The thing I’m missing about the analog VCOs are pwm and oscillator sync. But as you say, you can get to those sounds via the digital engines instead so I’m not really missing anything. I suppose a secondary high pass filter would have been nice to cut out some of the mud, but I do that in the DAW anyway.
That would be really neat if they implemented this. I don’t think that’s what we’re seeing in the video though… it’s more likely to be a count-in which Mario is timing well, possibly assisted by looking at the metronome LED (which begins flashing after pressing the Live Record combo).
If it’s the case, he is fucking tight.

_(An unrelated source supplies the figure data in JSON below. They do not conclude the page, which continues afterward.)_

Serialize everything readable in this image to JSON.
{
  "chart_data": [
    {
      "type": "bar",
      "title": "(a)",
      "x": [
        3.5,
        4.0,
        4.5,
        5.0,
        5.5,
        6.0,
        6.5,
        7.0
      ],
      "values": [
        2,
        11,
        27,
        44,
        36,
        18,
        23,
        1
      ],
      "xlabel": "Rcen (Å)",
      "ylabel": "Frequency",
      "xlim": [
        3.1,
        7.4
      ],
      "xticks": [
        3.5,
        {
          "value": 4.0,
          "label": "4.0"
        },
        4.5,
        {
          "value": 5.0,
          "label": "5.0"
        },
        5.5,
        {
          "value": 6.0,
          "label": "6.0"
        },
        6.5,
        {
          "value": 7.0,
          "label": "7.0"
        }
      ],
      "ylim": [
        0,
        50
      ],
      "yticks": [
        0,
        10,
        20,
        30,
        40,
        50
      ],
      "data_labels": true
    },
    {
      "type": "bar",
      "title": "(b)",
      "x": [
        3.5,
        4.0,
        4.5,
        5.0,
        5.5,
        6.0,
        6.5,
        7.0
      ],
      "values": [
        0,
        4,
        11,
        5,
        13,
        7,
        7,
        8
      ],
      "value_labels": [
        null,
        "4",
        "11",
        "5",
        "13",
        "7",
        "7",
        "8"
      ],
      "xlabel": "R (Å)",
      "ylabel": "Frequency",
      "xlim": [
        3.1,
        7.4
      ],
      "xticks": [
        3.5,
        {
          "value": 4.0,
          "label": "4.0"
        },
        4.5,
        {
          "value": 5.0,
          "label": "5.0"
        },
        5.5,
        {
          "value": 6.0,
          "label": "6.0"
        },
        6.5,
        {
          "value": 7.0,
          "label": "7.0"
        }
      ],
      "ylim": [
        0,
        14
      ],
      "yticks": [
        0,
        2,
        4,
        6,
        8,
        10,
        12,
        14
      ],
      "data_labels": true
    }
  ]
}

Regarding the Metronome LED, I can’t see that it’s blinking when he hits the combo Rec. For me, it’s always blinking.
That makes sense from what I been seeing. You can transpose individual note trigs.
And that can be quick since there are only 4 pages, you can hold as many trigs as you can, and move the tune encoder up by however many steps you want.
You would have to use the scale feature without folding the keyboard as a guide to know what notes you want to trig as. just write down the notes of the scale in the menu… it shows you on the graphic of an unfolded keyboard.
or just replay in the notes in the correct scale… its only a 4 bar pattern
Probably not. It depends which key you were in to begin with, what change you make and what you would want to happen.
e.g. if you’re in C Major and you go up 7 semi-tones, you’ll be in G Major. This would be the same as if you did a manual modulation. If you went up 4 semi-tones (“a third”), you would be in E Major, but the third chord/key/mode of C Major is actually E minor, so you’d need to tweak your pattern to sound “correct” - unless you like the effect.
This is the same issue that occurs when you sample a chord or use chord memory. It’s not “normal” from a basic western classical music perspective, but it might sound fine. It works great for 1000s of house and hiphop records.
Better to do it with the trig note key, no? That way you don’t need to p-lock specific tuning. You can still hold down multiple trigs when transposing this way.
I wish there was a faster way to transpose a track or pattern though.
He still is fuckin tight with the timing… plus, I think those videos are very well rehearsed. They dial everything in almost exactly, and say what the result will be almost exactly.